- La Corée du Sud a découvert un réseau de blanchiment de cryptomonnaies qui a transporté environ 148,9 milliards de wons via des canaux de change illégaux.
- Le dispositif utilisait des comptes cryptographiques multi-pays et de petits transferts pour échapper aux systèmes de surveillance financière.
- Les rapports suspects de cryptomonnaies ont atteint 36 684 en 2025, alors que les autorités ont renforcé les contrôles d’identité en dessous de 1 million de wons.

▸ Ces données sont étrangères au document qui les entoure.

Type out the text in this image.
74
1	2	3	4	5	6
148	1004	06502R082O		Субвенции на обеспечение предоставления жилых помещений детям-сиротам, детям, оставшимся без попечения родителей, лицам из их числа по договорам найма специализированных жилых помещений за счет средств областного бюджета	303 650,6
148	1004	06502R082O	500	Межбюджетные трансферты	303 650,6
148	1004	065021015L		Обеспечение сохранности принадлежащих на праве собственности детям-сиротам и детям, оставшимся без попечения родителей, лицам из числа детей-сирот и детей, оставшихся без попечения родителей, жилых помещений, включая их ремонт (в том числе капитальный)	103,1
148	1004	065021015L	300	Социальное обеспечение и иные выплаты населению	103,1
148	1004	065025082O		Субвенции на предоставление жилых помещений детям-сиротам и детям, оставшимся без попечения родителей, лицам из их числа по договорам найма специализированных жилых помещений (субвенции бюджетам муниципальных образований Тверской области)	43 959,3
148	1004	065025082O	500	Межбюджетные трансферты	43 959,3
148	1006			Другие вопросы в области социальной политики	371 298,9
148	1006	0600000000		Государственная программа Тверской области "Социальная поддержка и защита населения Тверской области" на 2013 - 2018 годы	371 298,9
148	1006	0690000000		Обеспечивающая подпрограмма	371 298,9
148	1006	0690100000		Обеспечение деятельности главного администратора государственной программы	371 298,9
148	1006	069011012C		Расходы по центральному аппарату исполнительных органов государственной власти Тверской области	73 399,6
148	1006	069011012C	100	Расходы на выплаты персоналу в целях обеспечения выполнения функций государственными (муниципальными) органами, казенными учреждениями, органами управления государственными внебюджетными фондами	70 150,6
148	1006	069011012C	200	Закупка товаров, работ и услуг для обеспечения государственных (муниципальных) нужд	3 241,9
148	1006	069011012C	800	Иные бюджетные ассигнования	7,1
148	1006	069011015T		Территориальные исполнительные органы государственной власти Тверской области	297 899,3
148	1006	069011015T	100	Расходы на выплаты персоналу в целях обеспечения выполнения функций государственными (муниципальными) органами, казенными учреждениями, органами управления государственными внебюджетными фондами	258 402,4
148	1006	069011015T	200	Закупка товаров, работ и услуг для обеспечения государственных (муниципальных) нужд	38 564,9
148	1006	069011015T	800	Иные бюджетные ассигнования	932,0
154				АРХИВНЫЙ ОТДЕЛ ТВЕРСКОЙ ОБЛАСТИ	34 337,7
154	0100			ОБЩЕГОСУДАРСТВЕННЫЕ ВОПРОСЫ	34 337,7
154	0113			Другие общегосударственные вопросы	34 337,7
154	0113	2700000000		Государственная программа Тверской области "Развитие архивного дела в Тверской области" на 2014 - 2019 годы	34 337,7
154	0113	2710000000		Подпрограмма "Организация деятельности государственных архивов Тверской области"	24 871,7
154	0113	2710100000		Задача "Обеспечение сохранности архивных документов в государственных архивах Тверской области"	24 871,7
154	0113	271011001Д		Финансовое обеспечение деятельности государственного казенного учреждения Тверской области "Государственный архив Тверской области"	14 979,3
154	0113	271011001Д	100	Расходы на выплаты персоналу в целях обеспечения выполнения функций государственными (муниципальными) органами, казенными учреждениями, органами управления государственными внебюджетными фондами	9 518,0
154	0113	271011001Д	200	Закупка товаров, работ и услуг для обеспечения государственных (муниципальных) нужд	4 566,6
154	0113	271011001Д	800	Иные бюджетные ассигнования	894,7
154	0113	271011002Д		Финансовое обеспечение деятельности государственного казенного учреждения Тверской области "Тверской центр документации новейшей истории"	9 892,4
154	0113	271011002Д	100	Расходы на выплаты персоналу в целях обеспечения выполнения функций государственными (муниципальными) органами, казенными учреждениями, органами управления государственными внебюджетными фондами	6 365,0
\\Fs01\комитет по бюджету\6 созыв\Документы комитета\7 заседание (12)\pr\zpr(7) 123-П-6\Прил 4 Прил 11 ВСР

Les autorités douanières sud-coréennes ont fermé une opération internationale de blanchiment de cryptomonnaies accusée d’avoir fait passer près de 150 milliards de wons par des canaux de change non autorisés, soulignant l’intensité du contrôle des flux transfrontaliers d’actifs numériques par le pays.

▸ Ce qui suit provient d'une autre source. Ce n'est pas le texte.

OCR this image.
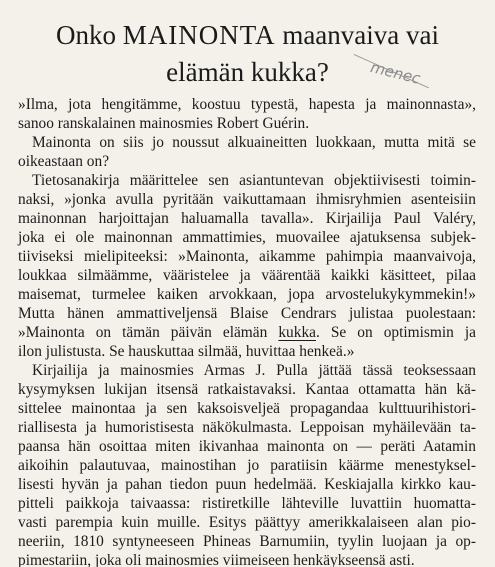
Onko MAINONTA maanvaiva vai
elämän kukka?	menec
»Ilma, jota hengitämme, koostuu typestä, hapesta ja mainonnasta»,
sanoo ranskalainen mainosmies Robert Guérin.
Mainonta on siis jo noussut alkuaineitten luokkaan, mutta mitä se
oikeastaan on?
Tietosanakirja määrittelee sen asiantuntevan objektiivisesti toimin-
naksi, »jonka avulla pyritään vaikuttamaan ihmisryhmien asenteisiin
mainonnan harjoittajan haluamalla tavalla». Kirjailija Paul Valéry,
joka ei ole mainonnan ammattimies, muovailee ajatuksensa subjek-
tiiviseksi mielipiteeksi: »Mainonta, aikamme pahimpia maanvaivoja,
loukkaa silmäämme, vääristelee ja väärentää kaikki käsitteet, pilaa
maisemat, turmelee kaiken arvokkaan, jopa arvostelukykymmekin!»
Mutta hänen ammattiveljensä Blaise Cendrars julistaa puolestaan:
»Mainonta on tämän päivän elämän kukka. Se on optimismin ja
ilon julistusta. Se hauskuttaa silmää, huvittaa henkeä.»
Kirjailija ja mainosmies Armas J. Pulla jättää tässä teoksessaan
kysymyksen lukijan itsensä ratkaistavaksi. Kantaa ottamatta hän kä-
sittelee mainontaa ja sen kaksoisveljeä propagandaa kulttuurihistori-
riallisesta ja humoristisesta näkökulmasta. Leppoisan myhäilevään ta-
paansa hän osoittaa miten ikivanhaa mainonta on — peräti Aatamin
aikoihin palautuvaa, mainostihan jo paratiisin käärme menestyksel-
lisesti hyvän ja pahan tiedon puun hedelmää. Keskiajalla kirkko kau-
pitteli paikkoja taivaassa: ristiretkille lähteville luvattiin huomatta-
vasti parempia kuin muille. Esitys päättyy amerikkalaiseen alan pio-
neeriin, 1810 syntyneeseen Phineas Barnumiin, tyylin luojaan ja op-
pimestariin, joka oli mainosmies viimeiseen henkäykseensä asti.
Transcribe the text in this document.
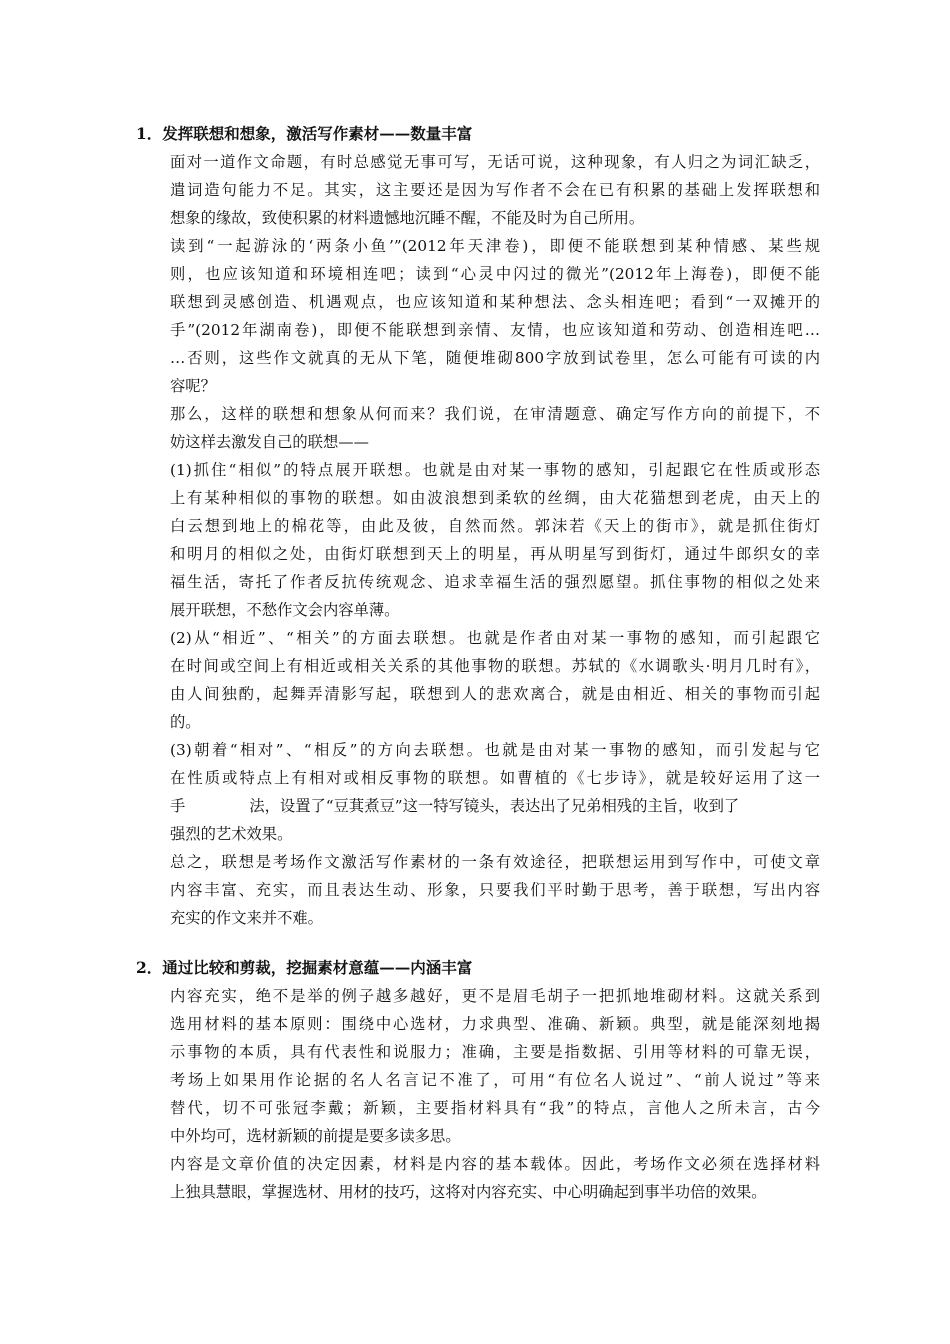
1．发挥联想和想象，激活写作素材——数量丰富
面对一道作文命题，有时总感觉无事可写，无话可说，这种现象，有人归之为词汇缺乏，
遣词造句能力不足。其实，这主要还是因为写作者不会在已有积累的基础上发挥联想和
想象的缘故，致使积累的材料遗憾地沉睡不醒，不能及时为自己所用。
读到“一起游泳的‘两条小鱼’”(2012年天津卷)，即便不能联想到某种情感、某些规
则，也应该知道和环境相连吧；读到“心灵中闪过的微光”(2012年上海卷)，即便不能
联想到灵感创造、机遇观点，也应该知道和某种想法、念头相连吧；看到“一双摊开的
手”(2012年湖南卷)，即便不能联想到亲情、友情，也应该知道和劳动、创造相连吧…
…否则，这些作文就真的无从下笔，随便堆砌800字放到试卷里，怎么可能有可读的内
容呢？
那么，这样的联想和想象从何而来？我们说，在审清题意、确定写作方向的前提下，不
妨这样去激发自己的联想——
(1)抓住“相似”的特点展开联想。也就是由对某一事物的感知，引起跟它在性质或形态
上有某种相似的事物的联想。如由波浪想到柔软的丝绸，由大花猫想到老虎，由天上的
白云想到地上的棉花等，由此及彼，自然而然。郭沫若《天上的街市》，就是抓住街灯
和明月的相似之处，由街灯联想到天上的明星，再从明星写到街灯，通过牛郎织女的幸
福生活，寄托了作者反抗传统观念、追求幸福生活的强烈愿望。抓住事物的相似之处来
展开联想，不愁作文会内容单薄。
(2)从“相近”、“相关”的方面去联想。也就是作者由对某一事物的感知，而引起跟它
在时间或空间上有相近或相关关系的其他事物的联想。苏轼的《水调歌头·明月几时有》，
由人间独酌，起舞弄清影写起，联想到人的悲欢离合，就是由相近、相关的事物而引起
的。
(3)朝着“相对”、“相反”的方向去联想。也就是由对某一事物的感知，而引发起与它
在性质或特点上有相对或相反事物的联想。如曹植的《七步诗》，就是较好运用了这一
手	法，设置了“豆萁煮豆”这一特写镜头，表达出了兄弟相残的主旨，收到了
强烈的艺术效果。
总之，联想是考场作文激活写作素材的一条有效途径，把联想运用到写作中，可使文章
内容丰富、充实，而且表达生动、形象，只要我们平时勤于思考，善于联想，写出内容
充实的作文来并不难。
2．通过比较和剪裁，挖掘素材意蕴——内涵丰富
内容充实，绝不是举的例子越多越好，更不是眉毛胡子一把抓地堆砌材料。这就关系到
选用材料的基本原则：围绕中心选材，力求典型、准确、新颖。典型，就是能深刻地揭
示事物的本质，具有代表性和说服力；准确，主要是指数据、引用等材料的可靠无误，
考场上如果用作论据的名人名言记不准了，可用“有位名人说过”、“前人说过”等来
替代，切不可张冠李戴；新颖，主要指材料具有“我”的特点，言他人之所未言，古今
中外均可，选材新颖的前提是要多读多思。
内容是文章价值的决定因素，材料是内容的基本载体。因此，考场作文必须在选择材料
上独具慧眼，掌握选材、用材的技巧，这将对内容充实、中心明确起到事半功倍的效果。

Selon le Service des douanes de Corée (KCS), trois ressortissants chinois ont été envoyés aux procureurs pour des violations présumées de la loi sud-coréenne sur les transactions de change. Les enquêteurs ont indiqué que les suspects avaient blanchi environ 148,9 milliards de wons, soit environ 101,7 millions de dollars, entre septembre 2021 et juin de l’année dernière.
KCS a indiqué que le groupe exploitait un réseau de comptes de cryptomonnaies nationaux et étrangers ainsi que plusieurs comptes bancaires sud-coréens. Les fonds étaient transférés sous l’apparence de dépenses légitimes, notamment les frais d’études à l’étranger pour les étudiants, les frais d’exploitation cosmétiques pour les ressortissants étrangers, et les paiements liés au commerce ou aux activités hors taxes.
Les autorités ont expliqué que les suspects ont acheté des cryptomonnaies dans plusieurs pays, transféré ces actifs dans des portefeuilles numériques basés en Corée du Sud, les ont convertis en wons coréens, puis ont distribué les recettes via de nombreux comptes bancaires locaux. Cette structure a été conçue pour fragmenter les transactions et réduire la visibilité des systèmes de surveillance financière.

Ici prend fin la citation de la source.